On paper, Brendan Shafer is a musician. A banjo and fiddle player who does time in two different bands: The Six-Dollar String Band, Durango’s old-time outfit that explores acoustic music that predates the term “bluegrass,” and The Badly Bent, Durango’s long-running bluegrass band that features Shafer on fiddle.
But beside the “on-paper” title, his role as an old-time musician also defines him as a historian, documentarian and storyteller, someone using music to communicate history. It’s a musical role that goes well beyond that of writing songs and traveling to venues and festivals to play music. He’s a history professor and music educator, an entertainer and keeper of a musical tradition where current events were relayed via song. It’s like he’s a news anchor with a banjo.
“One of my main interests in music is old sounds and lore; ballads, shantys, that old sound. I really like that – someone who would just sing unaccompanied to tell a story of an event. Traditionally, that style of communication was used, people would tell stories or give cautionary tales about things,” Shafer said. “So, my interest is researching that stuff and composing music to make it sound a little more modern. I don’t know, I just like to compose music to stories.”
Shafer is currently in the throes of a Kickstarter campaign to fund his latest release, “Colorado Clawhammer.” While very much a solo album, Shafer is keeping the company of his regular band to back him on the project. There’s no need to recruit new musicians when your current co-workers are skilled at their job and well-versed in Shafer’s intent. It’s a solo effort because Shafer is the one calling all the shots, from what songs are recorded and the order they appear on the album, all the way down to who is paying the bills.
“It’s tough to call something a solo record because obviously, there’s a ton of really talented people that work hard on it. The reason we referred to it that way is because it’s kind of your chance to put your signature on something you played producer on, which is fun to do,” he said. “I like trying that role and making track selections and arranging things, picking the personnel and seeing the project through to the finish. That’s a fun thing to do, and that’s why you call it a solo project. And in this case, I’m also organizing the funding for it, so yeah, it’s a solo project as I make air quotations.”

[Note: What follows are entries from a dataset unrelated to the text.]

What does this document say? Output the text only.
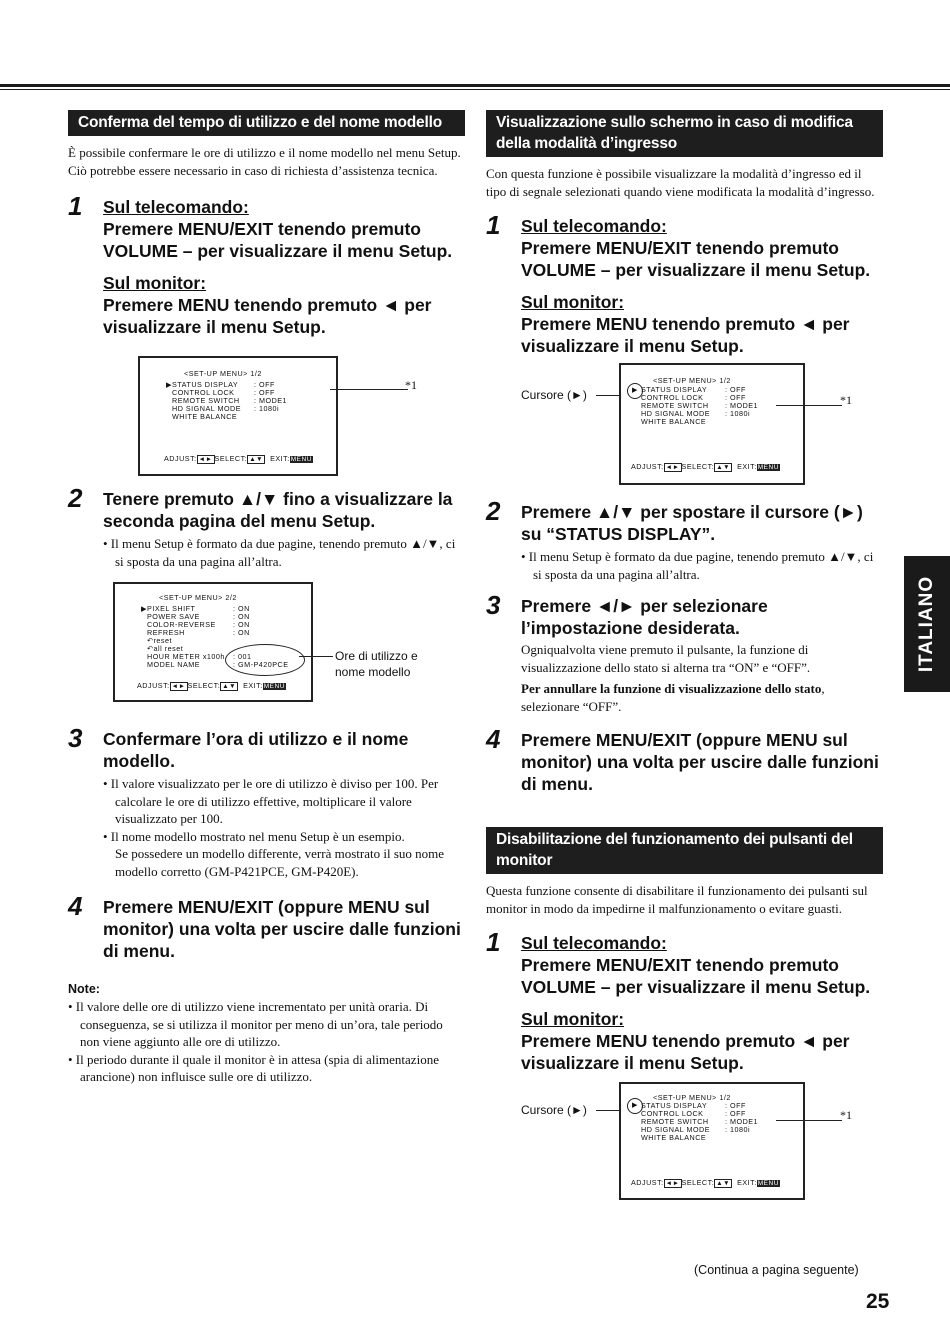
ITALIANO
Conferma del tempo di utilizzo e del nome modello

È possibile confermare le ore di utilizzo e il nome modello nel menu Setup.

Ciò potrebbe essere necessario in caso di richiesta d’assistenza tecnica.

1 Sul telecomando:

Premere MENU/EXIT tenendo premuto VOLUME – per visualizzare il menu Setup.

Sul monitor:

Premere MENU tenendo premuto ◄ per visualizzare il menu Setup.

<SET-UP MENU> 1/2
▶STATUS DISPLAY
CONTROL LOCK
REMOTE SWITCH
HD SIGNAL MODE
WHITE BALANCE
: OFF
: OFF
: MODE1
: 1080i
ADJUST: ◄► SELECT: ▲▼ EXIT:MENU
*1
2 Tenere premuto ▲/▼ fino a visualizzare la seconda pagina del menu Setup.

• Il menu Setup è formato da due pagine, tenendo premuto ▲/▼, ci si sposta da una pagina all’altra.

<SET-UP MENU> 2/2
▶PIXEL SHIFT
POWER SAVE
COLOR-REVERSE
REFRESH
↶reset
↶all reset
HOUR METER x100h
MODEL NAME
: ON
: ON
: ON
: ON
: 001
: GM-P420PCE
ADJUST: ◄► SELECT: ▲▼ EXIT:MENU
Ore di utilizzo e nome modello
3 Confermare l’ora di utilizzo e il nome modello.

• Il valore visualizzato per le ore di utilizzo è diviso per 100. Per calcolare le ore di utilizzo effettive, moltiplicare il valore visualizzato per 100.

• Il nome modello mostrato nel menu Setup è un esempio.

Se possedere un modello differente, verrà mostrato il suo nome modello corretto (GM-P421PCE, GM-P420E).

4 Premere MENU/EXIT (oppure MENU sul monitor) una volta per uscire dalle funzioni di menu.

Note:

• Il valore delle ore di utilizzo viene incrementato per unità oraria. Di conseguenza, se si utilizza il monitor per meno di un’ora, tale periodo non viene aggiunto alle ore di utilizzo.

• Il periodo durante il quale il monitor è in attesa (spia di alimentazione arancione) non influisce sulle ore di utilizzo.

Visualizzazione sullo schermo in caso di modifica della modalità d’ingresso

Con questa funzione è possibile visualizzare la modalità d’ingresso ed il tipo di segnale selezionati quando viene modificata la modalità d’ingresso.

1 Sul telecomando:

Premere MENU/EXIT tenendo premuto VOLUME – per visualizzare il menu Setup.

Sul monitor:

Premere MENU tenendo premuto ◄ per visualizzare il menu Setup.

Cursore (►)
<SET-UP MENU> 1/2
▶ STATUS DISPLAY
CONTROL LOCK
REMOTE SWITCH
HD SIGNAL MODE
WHITE BALANCE
: OFF
: OFF
: MODE1
: 1080i
ADJUST: ◄► SELECT: ▲▼ EXIT:MENU
*1
2 Premere ▲/▼ per spostare il cursore (►) su “STATUS DISPLAY”.

• Il menu Setup è formato da due pagine, tenendo premuto ▲/▼, ci si sposta da una pagina all’altra.

3 Premere ◄/► per selezionare l’impostazione desiderata.

Ogniqualvolta viene premuto il pulsante, la funzione di visualizzazione dello stato si alterna tra “ON” e “OFF”.

Per annullare la funzione di visualizzazione dello stato, selezionare “OFF”.

4 Premere MENU/EXIT (oppure MENU sul monitor) una volta per uscire dalle funzioni di menu.

Disabilitazione del funzionamento dei pulsanti del monitor

Questa funzione consente di disabilitare il funzionamento dei pulsanti sul monitor in modo da impedirne il malfunzionamento o evitare guasti.

1 Sul telecomando:

Premere MENU/EXIT tenendo premuto VOLUME – per visualizzare il menu Setup.

Sul monitor:

Premere MENU tenendo premuto ◄ per visualizzare il menu Setup.

Cursore (►)
<SET-UP MENU> 1/2
▶ STATUS DISPLAY
CONTROL LOCK
REMOTE SWITCH
HD SIGNAL MODE
WHITE BALANCE
: OFF
: OFF
: MODE1
: 1080i
ADJUST: ◄► SELECT: ▲▼ EXIT:MENU
*1
(Continua a pagina seguente)
25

Shafer’s approach to making music is rooted in an art and punk-rock mindset. His first solo effort, “6th and 1st,” was lo-fi field recordings recorded in his former home on Durango’s south side. His second solo effort, “Shafer’s Lumber Wagon,” was similar to his current project; Shafer did all the heavy lifting while Six-Dollar String Band recorded feature tunes mixed in with recordings of ambient sound, resulting in a collage of natural audio and music from the public domain.
Credit the styles of music and recording approach to Shafer’s upbringing, as he was a kid brought to music festivals by his parents while digging into below-the-radar punk rock. It was the minimalist mindset and approach to the music by both that stuck.
“I was about 17 and I started listening to an old fiddle player, you know, secretly. And then I really listened closely to it and I got really into it. Something at the end of my punk-rock career spoke to me about old-time fiddle,” Shafer said. “A lot of the stuff we’ve done as the Six-Dollar String Band has taken on an artsy kind of tone. So that is definitely related: We’re kind of exploring new territory and self-expression. They’re all tied to the same ethos that punk music is also rooted in. So, there’s a connection there.”
The Kickstarter campaign to fund “Colorado Clawhammer” runs until Dec. 4.